The staff of the Berkshire Taconic Foundation, especially its director Jennifer Dowley, supported my work in more ways than I can recall. I owe special thanks to Alexcia WhiteCrow, communications expert extraordinaire, who saved me many times from computer emergencies, problems, and general anxiety.
At Columbia University Press Jennifer Crewe oversaw the entire project and Susan Pensak performed the task of copyeditor with a light but steady hand. Bonnie Costello and William Logan, the formerly anonymous readers of my proposal to the press, wrote encouraging and helpful letters that guided the book through to its completion.

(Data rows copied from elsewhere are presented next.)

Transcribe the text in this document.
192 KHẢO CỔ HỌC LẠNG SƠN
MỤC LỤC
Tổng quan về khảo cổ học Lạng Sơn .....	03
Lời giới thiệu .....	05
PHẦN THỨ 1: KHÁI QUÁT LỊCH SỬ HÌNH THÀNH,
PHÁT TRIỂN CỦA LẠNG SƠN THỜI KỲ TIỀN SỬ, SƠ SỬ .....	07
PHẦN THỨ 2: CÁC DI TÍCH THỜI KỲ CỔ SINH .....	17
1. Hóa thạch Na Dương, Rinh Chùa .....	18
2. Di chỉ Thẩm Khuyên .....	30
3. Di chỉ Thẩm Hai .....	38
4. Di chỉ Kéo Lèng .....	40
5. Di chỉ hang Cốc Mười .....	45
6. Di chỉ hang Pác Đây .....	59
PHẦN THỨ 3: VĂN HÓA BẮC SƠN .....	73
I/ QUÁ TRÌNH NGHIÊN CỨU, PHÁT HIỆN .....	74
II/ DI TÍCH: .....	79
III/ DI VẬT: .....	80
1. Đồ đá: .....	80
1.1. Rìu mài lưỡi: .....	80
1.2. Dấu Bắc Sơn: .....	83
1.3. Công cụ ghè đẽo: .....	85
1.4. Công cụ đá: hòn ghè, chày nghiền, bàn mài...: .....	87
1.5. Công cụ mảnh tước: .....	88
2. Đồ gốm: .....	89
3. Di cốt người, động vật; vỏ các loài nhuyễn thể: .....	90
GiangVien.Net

My greatest debts are to Amy Clampitt’s literary executors and her family. Karen Chase, Ann Close, and Mary Jo Salter invited me to deal with this project, and as the first recipient of a grant from the Amy Clampitt Trust (established at his death by Harold Korn to promote the work of poets and scholars of poetry) I enjoyed time away from teaching as well as gracious living in the Berkshires. David and Cynthia Clampitt, Larry and Jeanne Clampitt, and Philip and Hanna Clampitt aided in many ways. To Phil Clampitt in particular I am deeply grateful for his overseeing and typing and for his providing countless kinds of information. I trust that his late sister would be happy with the results of our joint efforts.